As a business strategist and attorney, frustrated employees have shared their feelings of helplessness and anger with me many times over the years. They were upset about the organization’s willful blindness to management behaviors that torched their dignity, confidence, and psychological safety. When raising a serious issue about the behavior of a senior vice president with the head of human resources at a large manufacturing company, for example, an employee was essentially shooed away. “It’s worse in other departments,” they were told. In desperation, they consulted a lawyer.
This story is but a small sample of the misguided leadership behaviors I’ve witnessed over the years that damage trust and result in unintended negative consequences. No, they didn’t always trigger lawsuits. Although, many could have. But they were always costly in terms of diminished employee engagement, retention, and definitely satisfaction.
Book Overview
The goal of Seeking Fairness at Work is to help employees recognize they are not alone in feeling frustrated at work and that their expectations of fairness are reasonable. The chapters ahead give voice to their stories, with names changed to protect their privacy.
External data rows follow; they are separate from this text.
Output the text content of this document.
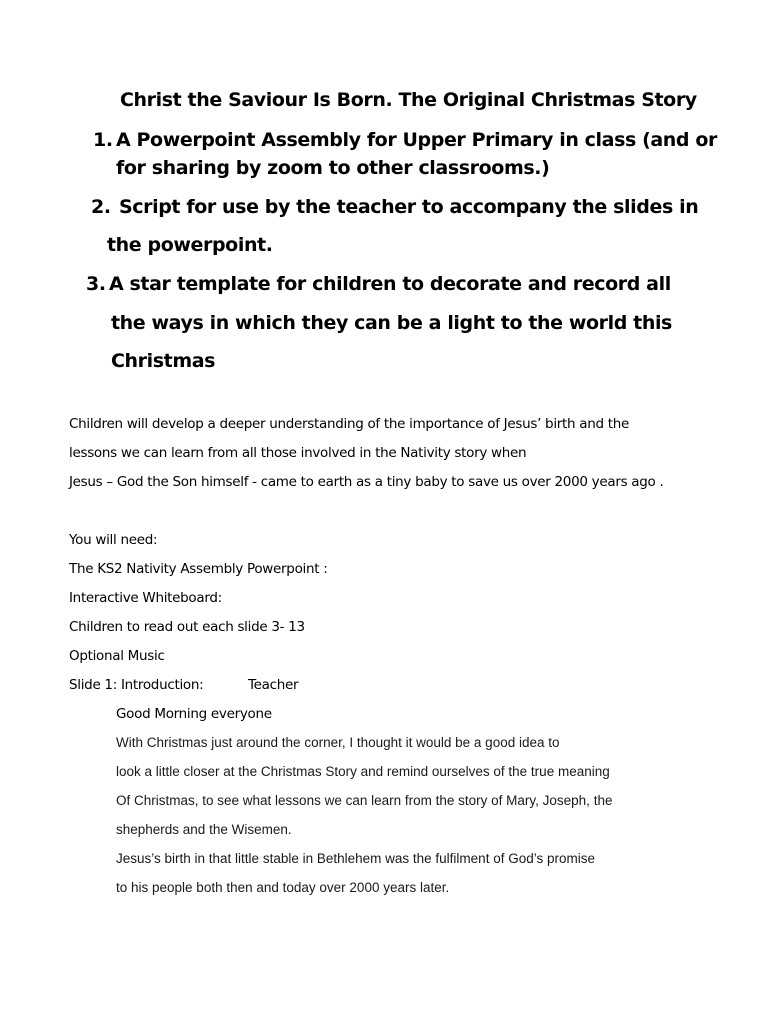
Christ the Saviour Is Born. The Original Christmas Story
1. A Powerpoint Assembly for Upper Primary in class (and or
for sharing by zoom to other classrooms.)
2. Script for use by the teacher to accompany the slides in
the powerpoint.
3. A star template for children to decorate and record all
the ways in which they can be a light to the world this
Christmas
Children will develop a deeper understanding of the importance of Jesus’ birth and the
lessons we can learn from all those involved in the Nativity story when
Jesus – God the Son himself - came to earth as a tiny baby to save us over 2000 years ago .
You will need:
The KS2 Nativity Assembly Powerpoint :
Interactive Whiteboard:
Children to read out each slide 3- 13
Optional Music
Slide 1: Introduction:	Teacher
Good Morning everyone
With Christmas just around the corner, I thought it would be a good idea to
look a little closer at the Christmas Story and remind ourselves of the true meaning
Of Christmas, to see what lessons we can learn from the story of Mary, Joseph, the
shepherds and the Wisemen.
Jesus’s birth in that little stable in Bethlehem was the fulfilment of God’s promise
to his people both then and today over 2000 years later.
But even more important than providing solace to workers, by sharing the employee perspective, Seeking Fairness at Work offers managers a roadmap for change by giving them a clear-eyed view of the cultural norms in their organization that nobody wants to talk about, an explanation of why they may not realize how off-putting those behaviors are, and why the imbalance of power in the employee-employer relationship puts the onus on them to take the lead in addressing fairness at work by delivering on implied social contract inherent in every employee-employer relationship.
Even though leadership and management are different from a technical standpoint, I use them interchangeably throughout the book because they both share a common need to get work done through others, to influence and motivate them; and both leaders and managers find themselves struggling with how to inspire more employee commitment and productivity.
Cracking the new code of employee engagement, retention, and satisfaction requires an understanding of how unfairness at work is experienced by employees. It’s impossible to solve a problem without understanding it’s dimensions and scope.
That’s why this book begins with Part 1: What Employees Secretly Wish they Could Tell their Boss About Unfairness At Work (And What Bosses Really Need to Hear). And Part 2: A Five-Part Strategy for Improving Fairness at Work offers an integrated, multipronged approach to instilling more good faith and fair dealing into the organization’s culture to help raise employees’ game instead of their defenses.